Re: Giants and the River

From: jorganos <joe_at_K3yCYrIy9DfPPtuzzy0ezMaoY9xTF7yOZjqqsLVdLp9fCFQyL1hiDoBMCkA_UToWbrR1dE5v>
Date: Wed, 23 May 2007 07:26:36 -0000


Chris Lemens <chrislemens_at_...> wrote:

> An interesting question is where giants came from -- which
> otherworld? The same question is interesting for Dragons, too.
> Or are they native to the mundane world?

Very little is published on the Elder Giants. The Annilla cult in Troll Gods has a paragraph, and the Monomyth snippets in Gods of Glorantha mention a war - that the giants lost, according to the Annilla myth.

One answer is that there was no "other" world when giants and dragons had their strife. All there was was raw creation. IMG Elder Giants are made from this (as are true dragons) - they are the matter which forms the mountains, but that also is their muscles, bones etc., they simply choose how to represent themselves to the world. In doing so, they accept the limitations of the world while also gaining the powers inherent in that form.

We don't know when or why the giants became humanoid in their representation. The Blue Moon of Annilla doesn't appear very humanlike but as a ball of matter. (And was used as such by the younger deities...)

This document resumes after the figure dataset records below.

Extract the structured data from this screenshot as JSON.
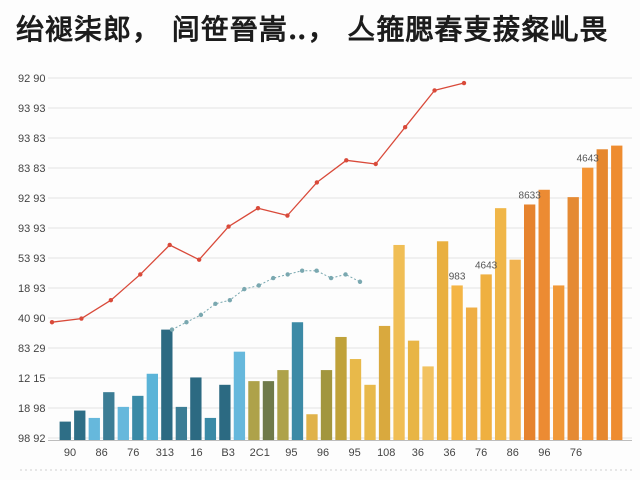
{
  "chart_data": {
    "type": "bar",
    "title": "绐褪柒郎，  闾笹晉嵩‥， 亼箍腮舂叓菝粲乢畏",
    "xlabel": "",
    "ylabel": "",
    "ylim": [
      0,
      100
    ],
    "grid": true,
    "y_tick_labels": [
      "92 90",
      "93 93",
      "93 83",
      "83 83",
      "92 93",
      "93 93",
      "53 93",
      "18 93",
      "40 90",
      "83 29",
      "12 15",
      "18 98",
      "98 92"
    ],
    "x_tick_labels": [
      "90",
      "86",
      "76",
      "313",
      "16",
      "B3",
      "2C1",
      "95",
      "96",
      "95",
      "108",
      "36",
      "36",
      "76",
      "86",
      "96",
      "76"
    ],
    "bar_labels": [
      {
        "text": "983",
        "bar": 27
      },
      {
        "text": "4643",
        "bar": 29
      },
      {
        "text": "8633",
        "bar": 32
      },
      {
        "text": "4643",
        "bar": 36
      }
    ],
    "series": [
      {
        "name": "bars",
        "colors": [
          "#2e6e86",
          "#2e6e86",
          "#66b8dc",
          "#3c7d95",
          "#66b8dc",
          "#3a8aa6",
          "#5bb4d8",
          "#2c6a82",
          "#3c7d95",
          "#2c6a82",
          "#3a8aa6",
          "#2c6a82",
          "#66b8dc",
          "#aea24a",
          "#6f7a4a",
          "#aea24a",
          "#3c8aa6",
          "#e0b24a",
          "#a2963e",
          "#c0a23a",
          "#e8b94a",
          "#e8b94a",
          "#d9a93e",
          "#f0be55",
          "#e8b545",
          "#f2c260",
          "#e9b040",
          "#f4b545",
          "#efae45",
          "#efb040",
          "#f0b648",
          "#f1b350",
          "#e6832e",
          "#ec8b33",
          "#f09838",
          "#e58a33",
          "#f39435",
          "#e6872e",
          "#ee8c30"
        ],
        "values": [
          5,
          8,
          6,
          13,
          9,
          12,
          18,
          30,
          9,
          17,
          6,
          15,
          24,
          16,
          16,
          19,
          32,
          7,
          19,
          28,
          22,
          15,
          31,
          53,
          27,
          20,
          54,
          42,
          36,
          45,
          63,
          49,
          64,
          68,
          42,
          66,
          74,
          79,
          80
        ]
      },
      {
        "name": "trend-a",
        "color": "#d94a3a",
        "values": [
          32,
          33,
          38,
          45,
          53,
          49,
          58,
          63,
          61,
          70,
          76,
          75,
          85,
          95,
          97
        ]
      },
      {
        "name": "trend-b",
        "color": "#7aa8b0",
        "values": [
          30,
          32,
          34,
          37,
          38,
          41,
          42,
          44,
          45,
          46,
          46,
          44,
          45,
          43
        ]
      }
    ]
  }
}
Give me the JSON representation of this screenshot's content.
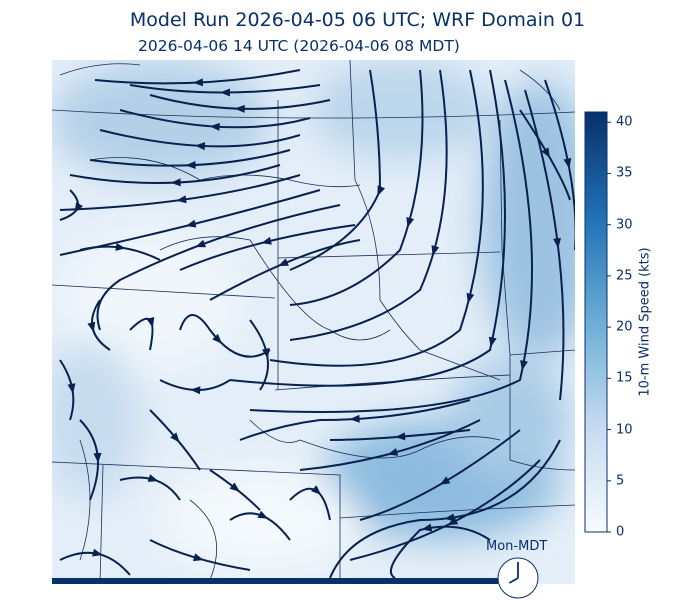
{
  "title": "Model Run 2026-04-05 06 UTC; WRF Domain 01",
  "subtitle": "2026-04-06 14 UTC  (2026-04-06 08 MDT)",
  "colorbar": {
    "label": "10-m Wind Speed (kts)",
    "min": 0,
    "max": 41,
    "ticks": [
      "0",
      "5",
      "10",
      "15",
      "20",
      "25",
      "30",
      "35",
      "40"
    ],
    "colormap": "Blues",
    "colors": [
      "#f7fbff",
      "#c6dbef",
      "#6baed6",
      "#2171b5",
      "#08306b"
    ]
  },
  "map": {
    "field": "10-m wind speed with streamlines",
    "streamline_color": "#08214f"
  },
  "clock": {
    "label": "Mon-MDT",
    "hour": 8,
    "minute": 0
  },
  "colors": {
    "text": "#08306b"
  }
}
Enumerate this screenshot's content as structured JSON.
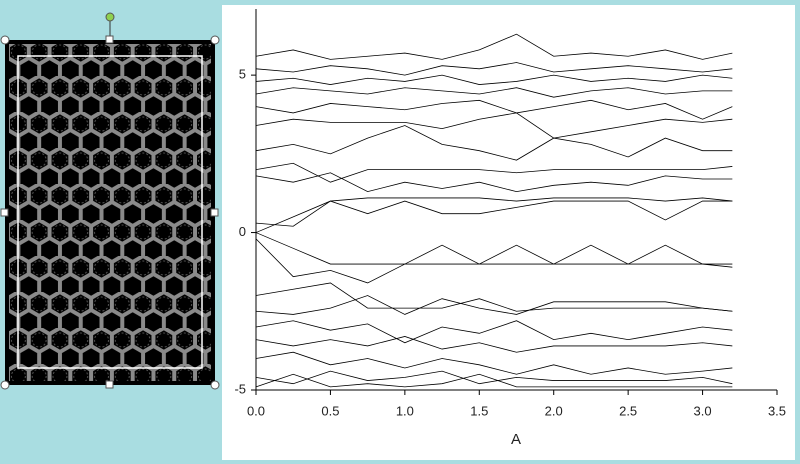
{
  "chart_data": {
    "type": "line",
    "x_label": "A",
    "color": "#000000",
    "x": [
      0,
      0.25,
      0.5,
      0.75,
      1.0,
      1.25,
      1.5,
      1.75,
      2.0,
      2.25,
      2.5,
      2.75,
      3.0,
      3.2
    ],
    "xlim": [
      0,
      3.5
    ],
    "ylim": [
      -5,
      7.1
    ],
    "xticks": [
      {
        "value": 0,
        "label": "0.0"
      },
      0.5,
      {
        "value": 1,
        "label": "1.0"
      },
      1.5,
      {
        "value": 2,
        "label": "2.0"
      },
      2.5,
      {
        "value": 3,
        "label": "3.0"
      },
      3.5
    ],
    "yticks": [
      -5,
      0,
      5
    ],
    "series": [
      {
        "values": [
          0,
          0.5,
          1.0,
          1.1,
          1.1,
          1.1,
          1.1,
          1.0,
          1.1,
          1.1,
          1.1,
          1.0,
          1.1,
          1.0
        ]
      },
      {
        "values": [
          0.3,
          0.2,
          1.0,
          0.6,
          1.0,
          0.6,
          0.6,
          0.8,
          1.0,
          1.0,
          1.0,
          0.4,
          1.0,
          1.0
        ]
      },
      {
        "values": [
          0,
          -0.5,
          -1.0,
          -1.0,
          -1.0,
          -1.0,
          -1.0,
          -1.0,
          -1.0,
          -1.0,
          -1.0,
          -1.0,
          -1.0,
          -1.0
        ]
      },
      {
        "values": [
          -0.2,
          -1.4,
          -1.2,
          -1.6,
          -1.0,
          -0.4,
          -1.0,
          -0.4,
          -1.0,
          -0.4,
          -1.0,
          -0.4,
          -1.0,
          -1.1
        ]
      },
      {
        "values": [
          -2.0,
          -1.8,
          -1.6,
          -2.4,
          -2.4,
          -2.4,
          -2.1,
          -2.5,
          -2.4,
          -2.4,
          -2.4,
          -2.4,
          -2.4,
          -2.5
        ]
      },
      {
        "values": [
          -2.5,
          -2.6,
          -2.4,
          -2.0,
          -2.6,
          -2.1,
          -2.4,
          -2.6,
          -2.2,
          -2.2,
          -2.2,
          -2.2,
          -2.4,
          -2.5
        ]
      },
      {
        "values": [
          -3.0,
          -2.8,
          -3.1,
          -2.9,
          -3.5,
          -3.0,
          -3.2,
          -2.8,
          -3.4,
          -3.2,
          -3.4,
          -3.2,
          -3.0,
          -3.1
        ]
      },
      {
        "values": [
          -3.4,
          -3.6,
          -3.4,
          -3.6,
          -3.3,
          -3.7,
          -3.5,
          -3.8,
          -3.6,
          -3.6,
          -3.6,
          -3.6,
          -3.5,
          -3.6
        ]
      },
      {
        "values": [
          -4.0,
          -3.8,
          -4.2,
          -4.0,
          -4.3,
          -4.0,
          -4.2,
          -4.5,
          -4.2,
          -4.5,
          -4.3,
          -4.5,
          -4.4,
          -4.3
        ]
      },
      {
        "values": [
          -4.6,
          -4.8,
          -4.4,
          -4.7,
          -4.6,
          -4.4,
          -4.8,
          -4.6,
          -4.7,
          -4.7,
          -4.7,
          -4.7,
          -4.6,
          -4.8
        ]
      },
      {
        "values": [
          -4.9,
          -4.5,
          -4.9,
          -4.8,
          -4.9,
          -4.8,
          -4.5,
          -4.9,
          -4.9,
          -4.9,
          -4.9,
          -4.9,
          -4.9,
          -4.9
        ]
      },
      {
        "values": [
          1.8,
          1.6,
          1.9,
          1.3,
          1.6,
          1.4,
          1.6,
          1.3,
          1.5,
          1.6,
          1.5,
          1.8,
          1.7,
          1.7
        ]
      },
      {
        "values": [
          2.0,
          2.2,
          1.6,
          2.0,
          2.0,
          2.0,
          2.0,
          1.9,
          2.0,
          2.0,
          2.0,
          2.0,
          2.0,
          2.1
        ]
      },
      {
        "values": [
          2.6,
          2.8,
          2.5,
          3.0,
          3.4,
          2.8,
          2.6,
          2.3,
          3.0,
          2.8,
          2.4,
          3.0,
          2.6,
          2.6
        ]
      },
      {
        "values": [
          3.4,
          3.6,
          3.5,
          3.5,
          3.5,
          3.3,
          3.6,
          3.8,
          3.0,
          3.2,
          3.4,
          3.6,
          3.5,
          3.6
        ]
      },
      {
        "values": [
          4.0,
          3.8,
          4.1,
          4.0,
          3.9,
          4.1,
          4.2,
          3.8,
          4.0,
          4.2,
          3.9,
          4.1,
          3.6,
          4.0
        ]
      },
      {
        "values": [
          4.4,
          4.6,
          4.5,
          4.4,
          4.6,
          4.5,
          4.4,
          4.6,
          4.3,
          4.5,
          4.6,
          4.4,
          4.5,
          4.5
        ]
      },
      {
        "values": [
          4.8,
          4.9,
          4.7,
          4.9,
          4.8,
          5.0,
          4.7,
          4.8,
          5.0,
          4.8,
          4.9,
          4.8,
          5.0,
          4.9
        ]
      },
      {
        "values": [
          5.2,
          5.1,
          5.3,
          5.2,
          5.0,
          5.3,
          5.2,
          5.4,
          5.1,
          5.2,
          5.3,
          5.2,
          5.1,
          5.2
        ]
      },
      {
        "values": [
          5.6,
          5.8,
          5.5,
          5.6,
          5.7,
          5.5,
          5.8,
          6.3,
          5.6,
          5.7,
          5.6,
          5.8,
          5.5,
          5.7
        ]
      }
    ]
  }
}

Giants feature as defunct Elder Deities (of no specified otherworld) in what was Genert's Garden.

Perhaps we could determine the proper otherworld if we knew how Genert's Garden became spirit territory (not implying that it was anything else at any time) in what is supposed to be theist north.

The Larnste myth has that Celestial Court (nowadays Gloranthan Court) great deity as a giant. One sowing the Rockwood Mountains, the eastern half of which is known to consist of many giant peaks.

> For a long while, this was my own personal preference: Giants
> are divine entities.

In the range of their powers: absolutely yes.

> Some are now known as gods. Others are not.

Annilla appears to be divine. IMO she's _not_ a form of Sedenya, although the two of them share manifestations (to wit: the blue moon that gets shot down near where Umath went down, too). She may well be a defiant entity, or have an otherworld of her own.

> Dragons were the original inhabitants of the mystic otherworld.
> They lost the war with the giants, who claimed their otherworld
> as the spoils.

Did the dragons lose? The Annilla cult puts her on the losing side. Of course, this doesn't necessarily mean that the dragons won.

> The mundane world is what is left of the mystic otherworld, which
> is why they have no place to go. That remnant otherworld is also
> the source of common magic.

IMG each dragon is its own Otherworld. Not sure how the EWF revelations for Mongoos RQ or "Between the Dragon and the Sea" will turn out, but I always read the EWF faction info in KoS that some human groups like the "Here and Now Dragons" managed to transform their portions of the EWF into a collective draconic entity that participated in the Dragonkill as dragons. These dragons could be heroquested _in_.

> I really doubt, though, that this has anything to do with
> official Glorantha. As you point out, Orlanth has a draconic
> self, which he could not have under my theory.

Why not? The dragons could enter (or, in their own myths, dream up) the mundane world of Glorantha. Why shouldn't they be able to enter other worlds?

> So, my actual working hypthesis about giants is that "giant" is
>actually an amalgam for different entities, which term carried over
>long after the differences became apparent. I think "giant" is akin
>to a form rune. Gods, spirits, and such could take the giant form.

Primeval ones, at least. Like Larnste, Genert.

>So, just like you can meet people with a soul or a spirit, you can
>meet theist or animist giants. Some of them are effectively
>demi-gods; others are effectively grand spirits; I suppose others
>might be saints-like.

Somehow I see a hypothetical sorcery-world giant more like the Mostali "Vibrant Stone", i.e. manipulating matter, than Malkioni manipulation of energy and thought. Giants are a physical lot, not intellectuals.

>More speculatively, the parallel to dragons
>would be that dragons also are a form rune.

Or maybe a multiform rune? Dragons are mountain chains and huge firebreathing winged lizards. Elder Giants are big mountain peaks and huge humanoids. They don't "change" from being one state to the other.

>The war between the
>giantd and dragons thus becomes something of a struggle between
>form runes way back when the more primal runes were attempting to
>express themselves. (Of course, that's the monomyth version of the
>story.) If you like that thought, then the further one is that the
>man rune descends from the giant rune, just like the beast rune
>descends from the dragon rune.

>Pushing it even further, there
>could be a great tree - plant analog. Even further: Mostali -
>mineral.

I'd rather put this into the Grower/Maker territory. Both dragons and elder giants defy that duality. IMO they are even more unformed creation than those two (and Taker, for the trolls and other underworld denizens, as third member of it).